Кристина Жоссе вращалась в еще более замкнутом мире, чем судебный следователь, среди тех немногих людей, чьи имена постоянно мелькают в газетах — каждый их поступок служит предметом обсуждения, о них публикуют фантастические сплетни, но в действительности широкая публика почти ничего о них не знает.
Мегрэ был еще только инспектором, когда он метко сострил по этому поводу: его шутку часто повторяли новичкам на набережной Орфевр. Когда ему поручили следить за банкиром, которого потом, несколько месяцев спустя, арестовали, он сказал своему начальнику:
— Чтобы понять его образ мыслей, мне следовало бы по утрам есть яйца всмятку и рогалики вместе с финансистами…
Разве у каждого общественного слоя нет своего языка, своих табу, снисходительности к своим?
Когда он спрашивал:
— Что вы думаете о мадам Жосее?
Ему неизменно отвечали:
— О Кристине? Это восхитительная женщина…
Потому что в своем кругу ее почти никогда не называли мадам Жоссе: она была Кристиной.
— Женщина, которая интересуется всем, страстная, влюбленная в жизнь…
— А ее муж?
— Славный малый…
Это говорилось более холодным тоном, и было ясно, что Жоссе, несмотря на свои коммерческие успехи, никогда не был безоговорочно принят теми, с кем общалась его жена.
Его терпели, как терпят жену какого-нибудь знаменитого человека, шептали:
— В конце концов, если он ей нравится…
Комелио наверняка был взбешен. Он, должно быть, еще больше взбесился после того, как прочел газеты. Он провел следствие, которое его удовлетворяло, и уже приближался момент передачи всех материалов в Обвинительную палату.
А теперь все приходилось начинать сначала. Невозможно было игнорировать обвинения Ленэна, который постарался придать им гласность.
Теперь уже нужно будет допрашивать не консьержек, не шоферов такси, не соседей с улицы Лопер.
Волей-неволей придется иметь дело с новой средой, добиваться доверительных бесед, узнавать имена, составлять список уже известных «подопечных». Вероятно, Мегрэ поручат проверять по часам их времяпрепровождение.
— Жоссе утверждает, — возражал один журналист, — что он заснул в первом этаже, в кресле, вернувшись домой в десять часов пять минут.

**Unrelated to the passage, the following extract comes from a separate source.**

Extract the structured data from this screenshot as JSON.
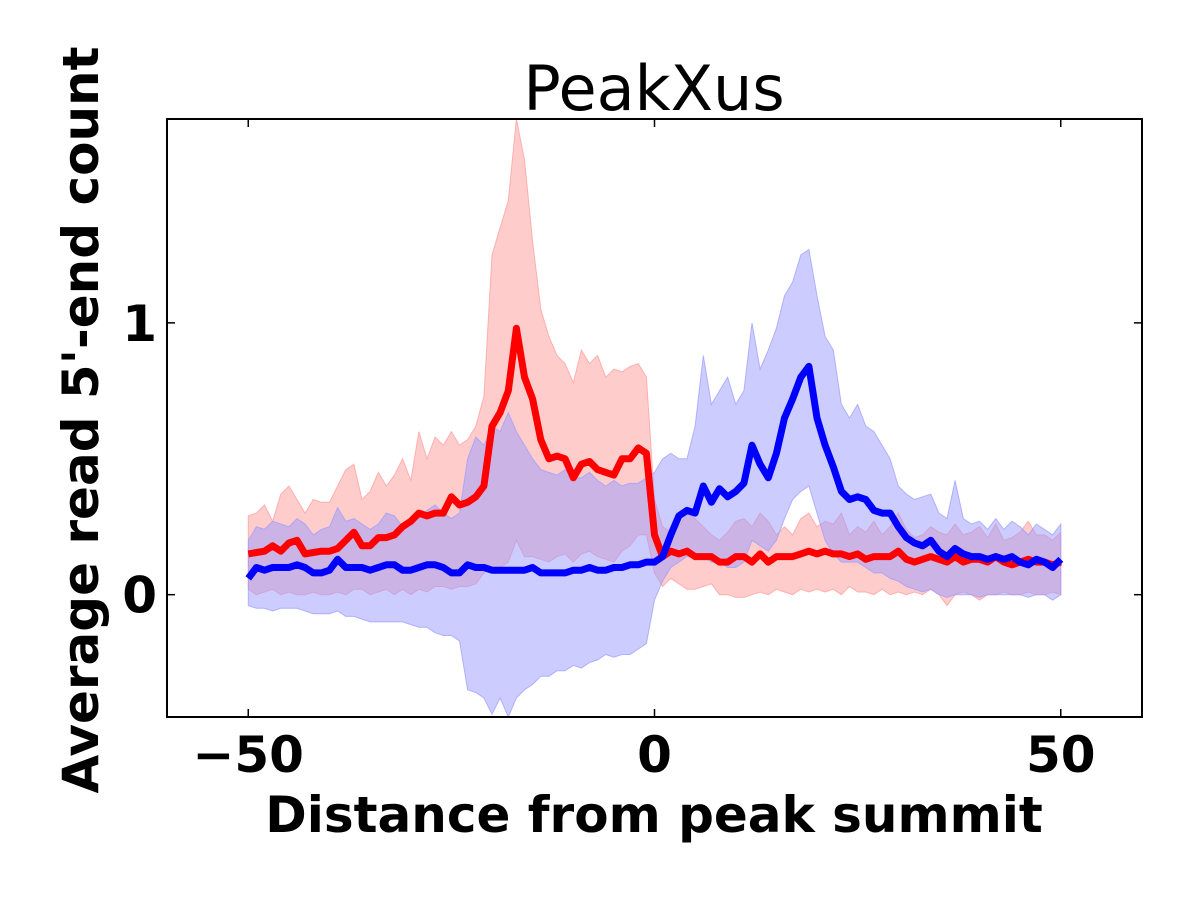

А достойный доверия свидетель, живущий в доме напротив, заявляет, что он вернулся только в десять часов сорок пять минут.
— Даже и добросовестный свидетель может ошибаться, — отпарировал адвокат. — Мсье Лалэнд, поскольку речь идет о нем, наверно, видел, как в десять сорок пять в дом входил какой-то другой человек, а мой подзащитный в это время спал…
— Значит, это вошел убийца?
— Вероятно.
— И он прошел мимо Жоссе, не заметив его?
— В первом этаже было темно. Чем больше я об этом думаю, тем больше мне кажется, что в момент преступления перед домом было не две, а три машины. Я пошел туда, чтобы представить себе все это яснее. Я не стал заходить к мсье Лалэнду, служанка которого встретила меня неприветливо. И все-таки я могу утверждать, что из окна этого достойного старца можно видеть кадиллак и другую машину, стоящую перед ним, но нельзя видеть машины, стоящей за кадиллаком. Я просил, чтобы мою гипотезу проверили. Если я прав, то я готов утверждать, что там было три машины.
В тот вечер мадам Мегрэ была взволнована. Она страстно заинтересовалась делом, о котором говорили в лавках, где она закупала провизию.
— Ты думаешь, это правильно, что Ленэн пошел в наступление?
— Нет.
— Жоссе невиновен?
Комиссар посмотрел на нее неопределенным взглядом.
— Пятьдесят шансов на сто, что нет.
— Он будет осужден?
— Вероятно, особенно теперь.
— Ты ничего не можешь сделать?
На этот раз он только пожал плечами.